There are many possible areas to tune the Session Key Manager's algorithms; some may interact with the streaming library behavior, or have significant impact on overall performance.
- The number of tags delivered could depend on message size, keeping in mind the eventual padding to 1KB at the tunnel message layer.
- Clients could send an estimate of session lifetime to the router, as an advisory on the number of tags required.
- Delivery of too few tags causes the router to fall back to an expensive ElGamal encryption.
- The router may assume delivery of Session Tags, or await acknowledgement before using them; there are tradeoffs for each strategy.
- For very brief messages, almost the full 222 bytes of the pre-IV and padding fields in the ElGamal block could be used for the entire message, instead of establishing a session.
- Evaluate padding strategy; currently we pad to a minimum of 128 bytes.

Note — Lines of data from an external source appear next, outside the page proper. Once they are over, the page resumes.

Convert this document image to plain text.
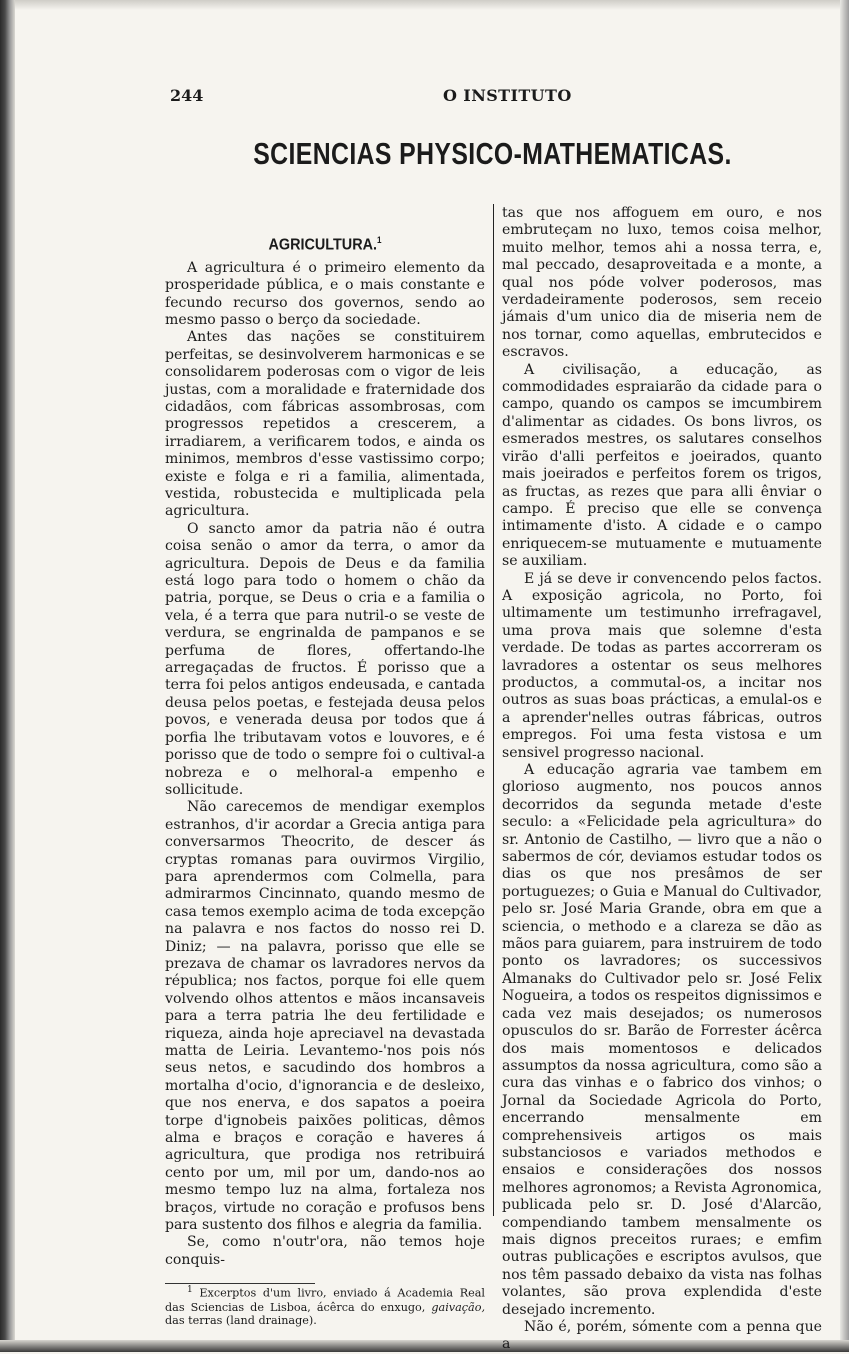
244	O INSTITUTO
SCIENCIAS PHYSICO-MATHEMATICAS.
AGRICULTURA.$^1$

A agricultura é o primeiro elemento da prosperidade pública, e o mais constante e fecundo recurso dos governos, sendo ao mesmo passo o berço da sociedade.

Antes das nações se constituirem perfeitas, se desinvolverem harmonicas e se consolidarem poderosas com o vigor de leis justas, com a moralidade e fraternidade dos cidadãos, com fábricas assombrosas, com progressos repetidos a crescerem, a irradiarem, a verificarem todos, e ainda os minimos, membros d'esse vastissimo corpo; existe e folga e ri a familia, alimentada, vestida, robustecida e multiplicada pela agricultura.

O sancto amor da patria não é outra coisa senão o amor da terra, o amor da agricultura. Depois de Deus e da familia está logo para todo o homem o chão da patria, porque, se Deus o cria e a familia o vela, é a terra que para nutril-o se veste de verdura, se engrinalda de pampanos e se perfuma de flores, offertando-lhe arregaçadas de fructos. É porisso que a terra foi pelos antigos endeusada, e cantada deusa pelos poetas, e festejada deusa pelos povos, e venerada deusa por todos que á porfia lhe tributavam votos e louvores, e é porisso que de todo o sempre foi o cultival-a nobreza e o melhoral-a empenho e sollicitude.

Não carecemos de mendigar exemplos estranhos, d'ir acordar a Grecia antiga para conversarmos Theocrito, de descer ás cryptas romanas para ouvirmos Virgilio, para aprendermos com Colmella, para admirarmos Cincinnato, quando mesmo de casa temos exemplo acima de toda excepção na palavra e nos factos do nosso rei D. Diniz; — na palavra, porisso que elle se prezava de chamar os lavradores nervos da républica; nos factos, porque foi elle quem volvendo olhos attentos e mãos incansaveis para a terra patria lhe deu fertilidade e riqueza, ainda hoje apreciavel na devastada matta de Leiria. Levantemo-'nos pois nós seus netos, e sacudindo dos hombros a mortalha d'ocio, d'ignorancia e de desleixo, que nos enerva, e dos sapatos a poeira torpe d'ignobeis paixões politicas, dêmos alma e braços e coração e haveres á agricultura, que prodiga nos retribuirá cento por um, mil por um, dando-nos ao mesmo tempo luz na alma, fortaleza nos braços, virtude no coração e profusos bens para sustento dos filhos e alegria da familia.

Se, como n'outr'ora, não temos hoje conquis-

$^1$ Excerptos d'um livro, enviado á Academia Real das Sciencias de Lisboa, ácêrca do enxugo, gaivação, das terras (land drainage).

tas que nos affoguem em ouro, e nos embruteçam no luxo, temos coisa melhor, muito melhor, temos ahi a nossa terra, e, mal peccado, desaproveitada e a monte, a qual nos póde volver poderosos, mas verdadeiramente poderosos, sem receio jámais d'um unico dia de miseria nem de nos tornar, como aquellas, embrutecidos e escravos.

A civilisação, a educação, as commodidades espraiarão da cidade para o campo, quando os campos se imcumbirem d'alimentar as cidades. Os bons livros, os esmerados mestres, os salutares conselhos virão d'alli perfeitos e joeirados, quanto mais joeirados e perfeitos forem os trigos, as fructas, as rezes que para alli ênviar o campo. É preciso que elle se convença intimamente d'isto. A cidade e o campo enriquecem-se mutuamente e mutuamente se auxiliam.

E já se deve ir convencendo pelos factos. A exposição agricola, no Porto, foi ultimamente um testimunho irrefragavel, uma prova mais que solemne d'esta verdade. De todas as partes accorreram os lavradores a ostentar os seus melhores productos, a commutal-os, a incitar nos outros as suas boas prácticas, a emulal-os e a aprender'nelles outras fábricas, outros empregos. Foi uma festa vistosa e um sensivel progresso nacional.

A educação agraria vae tambem em glorioso augmento, nos poucos annos decorridos da segunda metade d'este seculo: a «Felicidade pela agricultura» do sr. Antonio de Castilho, — livro que a não o sabermos de cór, deviamos estudar todos os dias os que nos presâmos de ser portuguezes; o Guia e Manual do Cultivador, pelo sr. José Maria Grande, obra em que a sciencia, o methodo e a clareza se dão as mãos para guiarem, para instruirem de todo ponto os lavradores; os successivos Almanaks do Cultivador pelo sr. José Felix Nogueira, a todos os respeitos dignissimos e cada vez mais desejados; os numerosos opusculos do sr. Barão de Forrester ácêrca dos mais momentosos e delicados assumptos da nossa agricultura, como são a cura das vinhas e o fabrico dos vinhos; o Jornal da Sociedade Agricola do Porto, encerrando mensalmente em comprehensiveis artigos os mais substanciosos e variados methodos e ensaios e considerações dos nossos melhores agronomos; a Revista Agronomica, publicada pelo sr. D. José d'Alarcão, compendiando tambem mensalmente os mais dignos preceitos ruraes; e emfim outras publicações e escriptos avulsos, que nos têm passado debaixo da vista nas folhas volantes, são prova explendida d'este desejado incremento.

Não é, porém, sómente com a penna que a
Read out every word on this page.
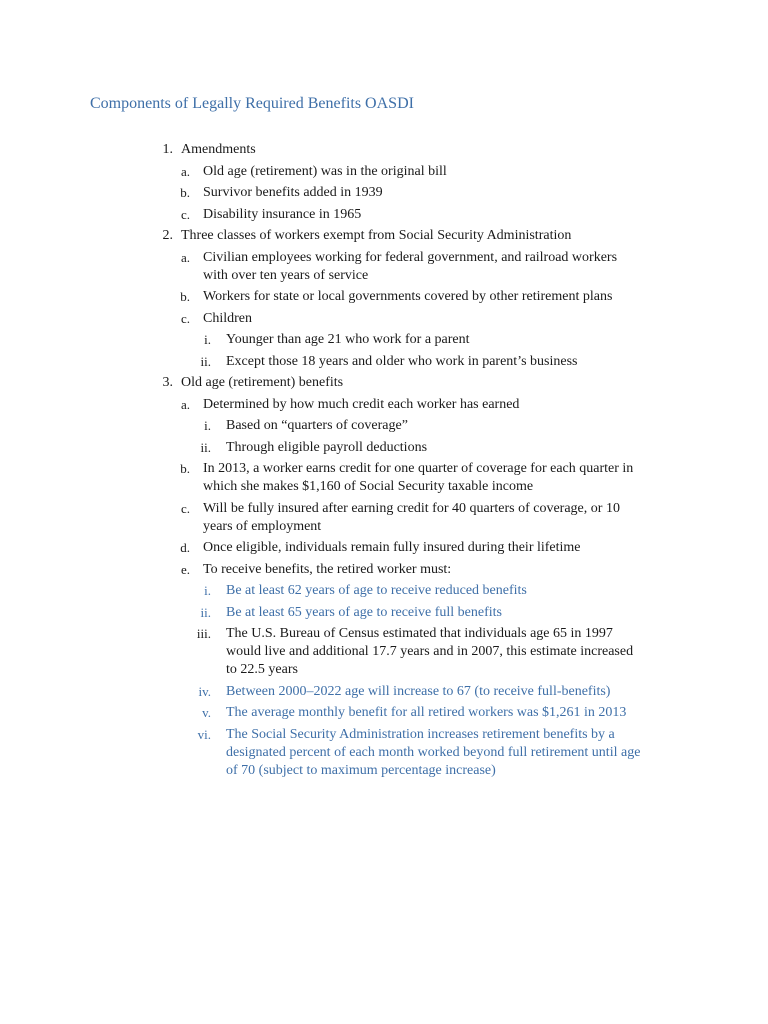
Components of Legally Required Benefits OASDI
1. Amendments
a. Old age (retirement) was in the original bill
b. Survivor benefits added in 1939
c. Disability insurance in 1965
2. Three classes of workers exempt from Social Security Administration
a. Civilian employees working for federal government, and railroad workers
with over ten years of service
b. Workers for state or local governments covered by other retirement plans
c. Children
i. Younger than age 21 who work for a parent
ii. Except those 18 years and older who work in parent’s business
3. Old age (retirement) benefits
a. Determined by how much credit each worker has earned
i. Based on “quarters of coverage”
ii. Through eligible payroll deductions
b. In 2013, a worker earns credit for one quarter of coverage for each quarter in
which she makes $1,160 of Social Security taxable income
c. Will be fully insured after earning credit for 40 quarters of coverage, or 10
years of employment
d. Once eligible, individuals remain fully insured during their lifetime
e. To receive benefits, the retired worker must:
i. Be at least 62 years of age to receive reduced benefits
ii. Be at least 65 years of age to receive full benefits
iii. The U.S. Bureau of Census estimated that individuals age 65 in 1997
would live and additional 17.7 years and in 2007, this estimate increased
to 22.5 years
iv. Between 2000–2022 age will increase to 67 (to receive full-benefits)
v. The average monthly benefit for all retired workers was $1,261 in 2013
vi. The Social Security Administration increases retirement benefits by a
designated percent of each month worked beyond full retirement until age
of 70 (subject to maximum percentage increase)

Would be better to add a few tags to small messages than pad.
- Perhaps things could be more efficient if the Session Tag system was bidirectional, so tags delivered in the 'forward' path could be used in the 'reverse' path, thus avoiding ElGamal in the initial response. The router currently plays some tricks like this when sending tunnel test messages to itself.
- Change from Session Tags to a synchronized PRNG.
- Several of these ideas may require a new I2NP message type, or set a flag in the Delivery Instructions, or set a magic number in the first few bytes of the Session Key field and accept a small risk of the random Session Key matching the magic number.